運動会時期に解散総選挙すな
ちらし寿司の横には永谷園〈松茸の味お吸いもの〉と決まっているのだ。
解凍して並べられた海老を見て、子が「これは外国からやってきた海老なんやろ」と言う。私は「そうやで、これはベトナムでとられて凍らせて運んできた海老やな」と答える。風呂に貼ってある世界地図を見ながらの会話で、最近はあの料理は元々はどこの国の料理だったのかだとか、あの食材はどこでよく採れて輸入されてきているのか、などという話をしていた。先日カオマンガイをつくったときに、ひと口食べてやたらと気に入り、「あれはカオマンガイといってタイの料理、シンガポールなどではハイナンチーファンと呼ばれている」と風呂で会話してから、「(いま食べているこれは)どこの国の料理なのか」を訊いてくることが増えた。先日はトムカーガイをつくった。子はココナッツミルクをつかった鶏料理は初めてだったし、パクチーも初めて食べた。「国が違うと味も違うんやな、おいしさは沢山あるな」と子は言い、「国の違いではなく、文化はいろいろあるということや。食べられるものが多いと、人生は楽しいことが多いと思うで」と私は言う。

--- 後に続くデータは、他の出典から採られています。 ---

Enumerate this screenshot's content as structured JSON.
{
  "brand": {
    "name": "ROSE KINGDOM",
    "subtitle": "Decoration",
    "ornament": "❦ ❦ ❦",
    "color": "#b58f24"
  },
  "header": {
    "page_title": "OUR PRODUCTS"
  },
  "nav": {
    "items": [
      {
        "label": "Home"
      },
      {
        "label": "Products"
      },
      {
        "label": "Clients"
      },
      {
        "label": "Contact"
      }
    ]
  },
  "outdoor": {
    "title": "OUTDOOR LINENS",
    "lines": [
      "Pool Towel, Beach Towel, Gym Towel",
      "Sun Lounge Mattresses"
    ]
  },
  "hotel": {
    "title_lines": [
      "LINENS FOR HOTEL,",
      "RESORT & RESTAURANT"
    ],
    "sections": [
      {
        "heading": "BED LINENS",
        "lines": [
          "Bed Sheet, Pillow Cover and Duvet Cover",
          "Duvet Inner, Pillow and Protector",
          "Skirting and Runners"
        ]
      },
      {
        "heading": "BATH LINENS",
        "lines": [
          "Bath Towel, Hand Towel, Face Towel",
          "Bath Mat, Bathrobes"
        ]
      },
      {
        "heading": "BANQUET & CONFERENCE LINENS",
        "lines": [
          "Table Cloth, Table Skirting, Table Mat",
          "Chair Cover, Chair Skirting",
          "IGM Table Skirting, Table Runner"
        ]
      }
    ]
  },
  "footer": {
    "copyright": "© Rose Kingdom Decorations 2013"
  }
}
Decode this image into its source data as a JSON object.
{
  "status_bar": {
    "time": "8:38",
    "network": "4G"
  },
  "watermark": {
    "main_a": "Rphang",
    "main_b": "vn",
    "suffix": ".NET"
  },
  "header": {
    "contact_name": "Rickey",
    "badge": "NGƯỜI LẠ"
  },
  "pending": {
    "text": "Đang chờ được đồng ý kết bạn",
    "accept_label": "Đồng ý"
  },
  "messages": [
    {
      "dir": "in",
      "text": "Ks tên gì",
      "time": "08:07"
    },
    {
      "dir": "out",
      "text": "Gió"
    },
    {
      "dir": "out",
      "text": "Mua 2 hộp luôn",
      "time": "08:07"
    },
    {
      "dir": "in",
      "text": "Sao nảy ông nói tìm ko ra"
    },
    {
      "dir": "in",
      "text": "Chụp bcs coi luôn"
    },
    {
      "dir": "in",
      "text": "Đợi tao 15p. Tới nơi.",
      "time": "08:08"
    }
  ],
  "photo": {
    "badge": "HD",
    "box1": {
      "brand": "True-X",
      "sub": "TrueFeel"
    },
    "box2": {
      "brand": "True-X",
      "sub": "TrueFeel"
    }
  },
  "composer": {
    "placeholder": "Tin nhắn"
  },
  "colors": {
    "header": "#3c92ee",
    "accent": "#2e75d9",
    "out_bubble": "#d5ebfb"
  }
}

ある時期の子は、偏食というよりも、食わず嫌いの時期が長かったのである。初めて食べる食材や、いつもと違う見た目や味付け系統への警戒が強かった。いまではむしろ食べたことがない食材・料理には関心を示すようになった──なったというか、私がそちらに少しずつ少しずつ舵を切った。自然になったわけではない。飯を食う前に、皿のひとつずつがどういう食材を使っていて・どういう調理をして・なぜこの味になったのか・事前にかけといてもいいソースなどをあえて別添えにして・更にはソースやつけダレは複数の選択肢を用意して・または挟んだり包んだりというアプローチが口に運ぶ際に必要な料理を増やしそれをどうやって食べればよいのか・などを説明するようにしたのである。テーブルにドンとお盆と皿を置き「さあ食え」で済ますのを意識してやめたのである。
子は「ココナッツにストローを刺して飲む……が、物語で知って想像していた味ではなかった」という経験もした。「うげぇー」と顔をしかめた子を見て《そうやろうな、おれもそうやったで》と、顔には出さずに心の中で笑った。

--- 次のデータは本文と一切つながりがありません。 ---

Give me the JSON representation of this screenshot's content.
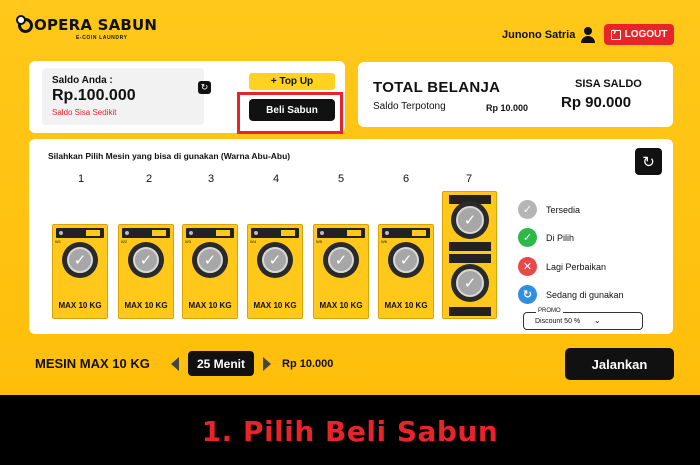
{
  "header": {
    "logo_text": "OPERA SABUN",
    "logo_sub": "E-COIN LAUNDRY",
    "username": "Junono Satria",
    "logout_label": "LOGOUT"
  },
  "saldo": {
    "label": "Saldo Anda :",
    "value": "Rp.100.000",
    "warning": "Saldo Sisa Sedikit",
    "refresh_icon": "↻"
  },
  "actions": {
    "topup_label": "+ Top Up",
    "beli_label": "Beli Sabun"
  },
  "total": {
    "title": "TOTAL BELANJA",
    "terpotong_label": "Saldo Terpotong",
    "terpotong_value": "Rp 10.000",
    "sisa_label": "SISA SALDO",
    "sisa_value": "Rp 90.000"
  },
  "panel": {
    "title": "Silahkan Pilih Mesin yang bisa di gunakan (Warna Abu-Abu)",
    "refresh_icon": "↻",
    "machines": [
      {
        "number": "1",
        "id": "W1",
        "capacity": "MAX 10 KG"
      },
      {
        "number": "2",
        "id": "W2",
        "capacity": "MAX 10 KG"
      },
      {
        "number": "3",
        "id": "W3",
        "capacity": "MAX 10 KG"
      },
      {
        "number": "4",
        "id": "W4",
        "capacity": "MAX 10 KG"
      },
      {
        "number": "5",
        "id": "W5",
        "capacity": "MAX 10 KG"
      },
      {
        "number": "6",
        "id": "W6",
        "capacity": "MAX 10 KG"
      },
      {
        "number": "7",
        "id": "T1/T2",
        "capacity": ""
      }
    ],
    "legend": [
      {
        "label": "Tersedia",
        "color": "#b5b5b5",
        "icon": "check-icon"
      },
      {
        "label": "Di Pilih",
        "color": "#2eb84a",
        "icon": "check-icon"
      },
      {
        "label": "Lagi Perbaikan",
        "color": "#e84a4a",
        "icon": "x-icon"
      },
      {
        "label": "Sedang di gunakan",
        "color": "#2f8fe0",
        "icon": "refresh-icon"
      }
    ],
    "promo": {
      "label": "PROMO",
      "value": "Discount 50 %"
    }
  },
  "bottom": {
    "machine_label": "MESIN MAX 10 KG",
    "duration": "25 Menit",
    "price": "Rp 10.000",
    "run_label": "Jalankan"
  },
  "caption": "1. Pilih Beli Sabun",
  "colors": {
    "background": "#ffc81a",
    "accent_red": "#e8242a",
    "dark": "#111111"
  }
}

永谷園〈松茸の味お吸いもの〉。私が子供の頃からずっと定番品としてスーパーの棚に並び続けているというのは、すごいことよなあ。いま検索してみると、なんと1964(昭和39)年発売なのだという。東京オリンピックの年である。ビートルズ来日公演の二年前である。私が子供の頃どころか産まれる前の大先輩であった。

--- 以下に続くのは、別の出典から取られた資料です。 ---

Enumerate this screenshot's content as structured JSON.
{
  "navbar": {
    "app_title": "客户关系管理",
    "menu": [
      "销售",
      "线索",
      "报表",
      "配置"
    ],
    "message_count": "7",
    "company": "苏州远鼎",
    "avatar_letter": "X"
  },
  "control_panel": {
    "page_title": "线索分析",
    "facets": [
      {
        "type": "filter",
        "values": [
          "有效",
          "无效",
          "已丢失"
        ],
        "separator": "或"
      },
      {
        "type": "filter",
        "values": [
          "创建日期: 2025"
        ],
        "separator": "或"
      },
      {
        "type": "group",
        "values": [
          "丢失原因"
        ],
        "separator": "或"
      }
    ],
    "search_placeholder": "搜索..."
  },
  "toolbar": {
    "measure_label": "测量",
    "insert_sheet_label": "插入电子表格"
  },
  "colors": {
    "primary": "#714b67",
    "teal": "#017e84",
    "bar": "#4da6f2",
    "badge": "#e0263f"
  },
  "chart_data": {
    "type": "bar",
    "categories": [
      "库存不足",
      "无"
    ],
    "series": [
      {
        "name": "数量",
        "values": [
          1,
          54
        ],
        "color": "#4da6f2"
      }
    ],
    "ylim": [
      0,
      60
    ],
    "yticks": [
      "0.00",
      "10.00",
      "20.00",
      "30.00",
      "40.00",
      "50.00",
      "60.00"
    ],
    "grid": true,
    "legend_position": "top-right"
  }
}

いまは「はま吸い」(2018年発売)という、より本物志向的な味の上位互換品みたいなものもあって、それもうまい(自分でお吸い物をつくるのがバカらしくなるくらいよくできている)のだけれど、やはり〈松茸の味お吸いもの〉をたまに飲みたくなるし、子には、ここから初めて欲しいという気持ちがあった。